Kuata is a founding member of Tupiq ACT (Arctic Circus Troupe), a crew of circus performers that was born from Cirqiniq, a Nunavik social circus program, which planted the seeds for youth to become accomplished performing artists.
“Cirqiniq is a summer camp that brings Inuit youth together,” he said. “Every time we did circus, every time we performed and trained, every time we learn new things in circus, we always crave more.” But it was very hard for them to progress because they didn’t have coaches available in the North, nor the equipment or knowledge necessary.
Each year the participants would joke about how amazing it would be if they could create their own circus troupe, and about two years ago former Makivvik Socio-Economic Development Officer, Nathan Cohen-Fournier, dropped in to observe the summer camp and suggested the corporation could aid in its development.
“A bunch of us that were junior instructors, we just kind of looked at each other like, ‘Yeah, we want to do this,’” Kuata said. Cohen-Fournier recalls that meeting and that he told the group there could be possibilities to assist them in launching.
“For us, it was about providing a step further and giving young Nunavimmiut artists the opportunity to fulfil their collective potential, to unleash their creativity, and give it a shot for the first Nunavik circus troupe.”
It worked. The troupe performed their first show in the North, in Inukjuak, mid-March.
“It was pretty swell,” Kuata said. He is the secretary-treasurer of the group and explained they applied for a grant and started making the show back in November.

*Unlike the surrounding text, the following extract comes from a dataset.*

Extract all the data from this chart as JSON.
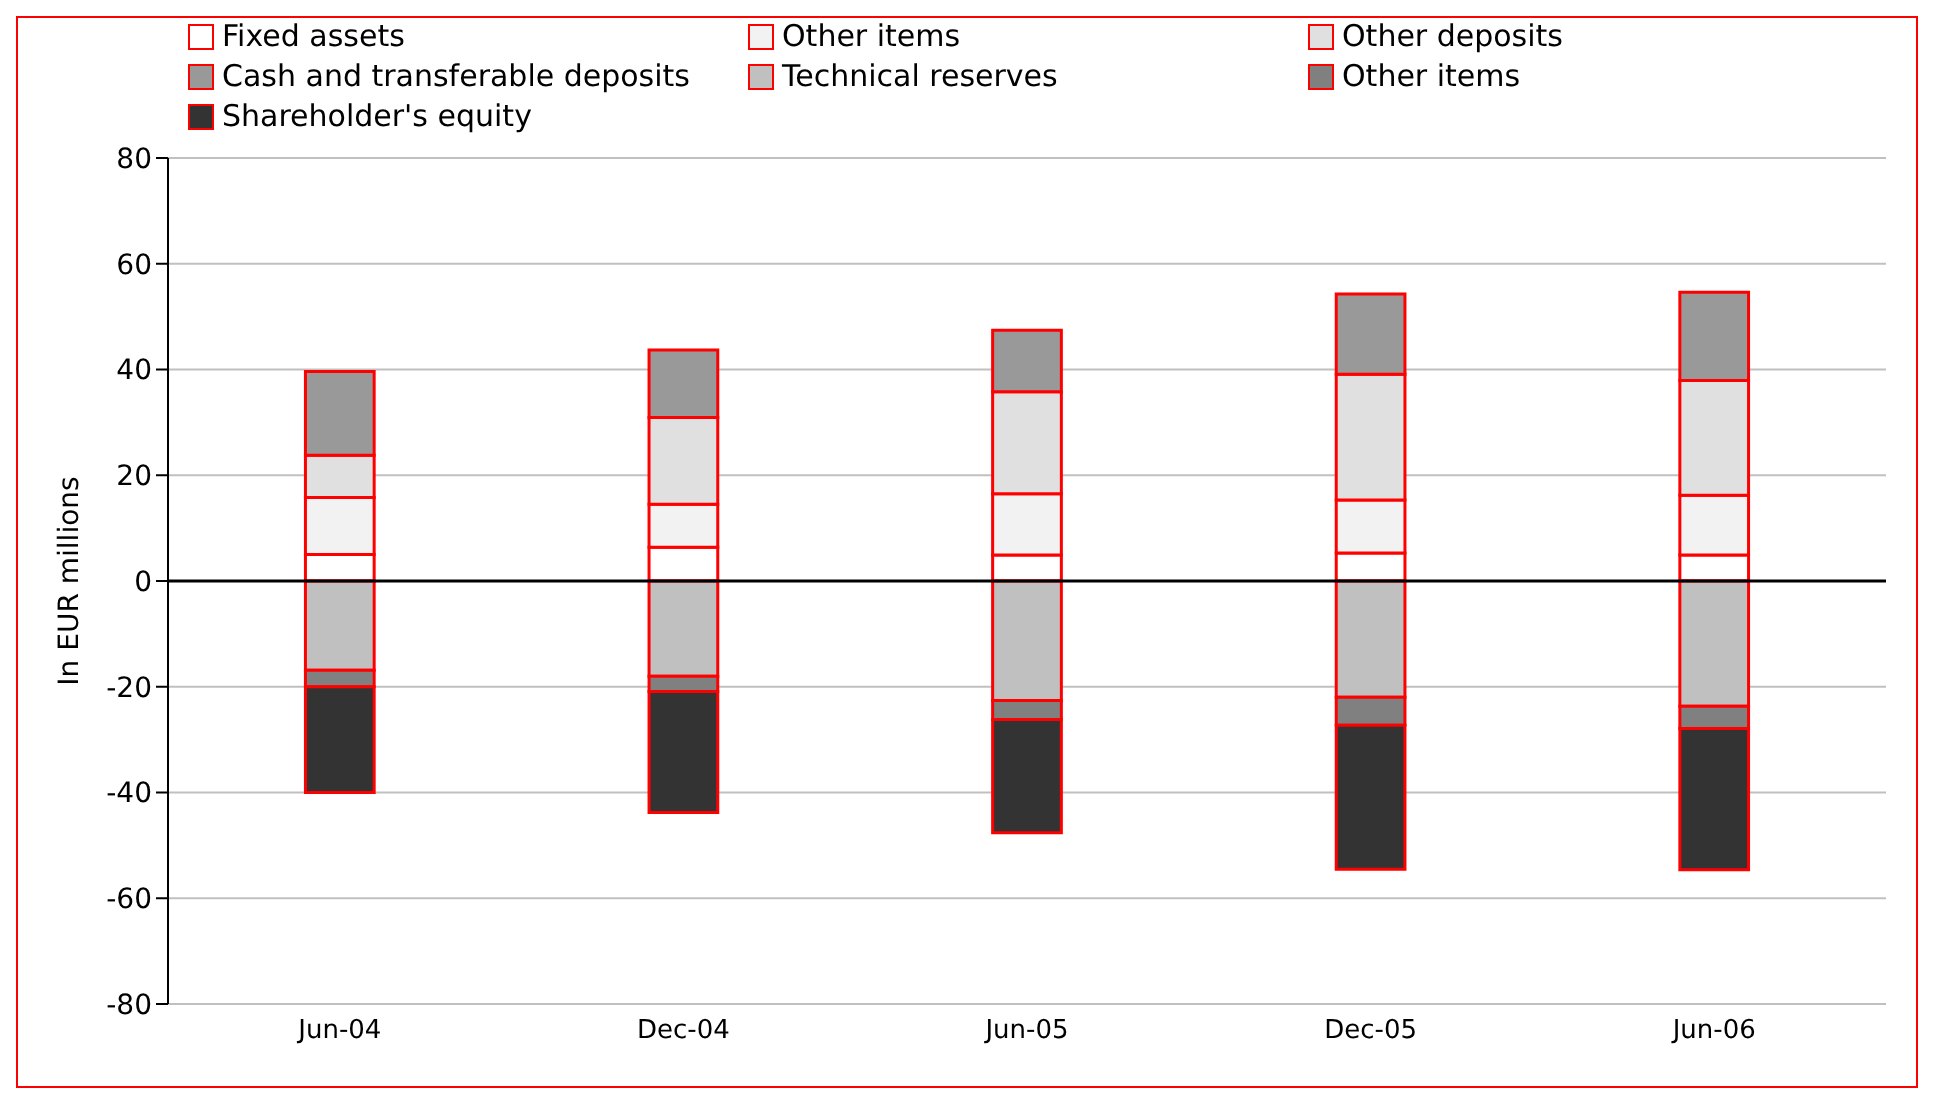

They brought five of their artists together just to dedicate themselves to creating a performance that they could continue to sell for weeks and maybe years to come and they did it.
“Our long show has many circus disciplines in it, with many Inuit stories being told. It felt very nice because when we finished creating that show in Inukjuak, and the day we started performing it, we had light effects, sounds, and costumes. We were really able to go full out.”
The troupe tries to represent Inuit culture and identity by using circus techniques to tell myths and legends on stage from traditional oral stories.
“When we’re on stage we speak only Inuktitut,” he said. “We just kind of tell an Inuit story on stage or take characters from these stories and kind of create an actual character — a character that has feelings, or motives. Or we just expand the idea of who these people were, or what these creatures were, or what these myths were.”
Having circus as an outlet has had a positive effect on Kuata.
“Emotionally, where I am, it’s a very good place,” he said. “When I perform on stage and train in circus, I’m very free.” In the past, he admitted, he was unsure of himself, but circus training has shown him what he is able to accomplish. “It’s very surprising to myself when I look back now, and it’s like, ‘Wow, this is amazing.’ I work with the best people. I’ve made great friends and memories along the way and I can look in the mirror and be happy.”
However, the group does face some challenges. People’s availabilities vary. They may have school, work, or just be busy with life. Also, the troupe members are geographically separated. Some are in communities in Nunavik and some are living in Montreal but, Kuata said, it miraculously still works.
“If we have a gig here in Montreal, then I’ll make myself available because circus is the only thing I do. Then I call my colleagues, ‘Hey are you available on this date?’ and we train together and try to create something for this gig.”
Once travel and group projects can return to normal, Tupiq ACT has plans to continue creating performances to showcase in Nunavik, Nunavut, and throughout the Circumpolar world. Cohen-Fournier doesn’t doubt that the future is bright for the troupe.
“So far, they have done incredibly well. It’s a long journey, full of ups and downs but they are passionate, and they are having fun at the same time.”
Kuata said he also hopes the troupe can continue collaborate on new shows and bring them to an Inuit audience in the South.
“I really enjoy working with my gang and I believe we can do it, for sure.”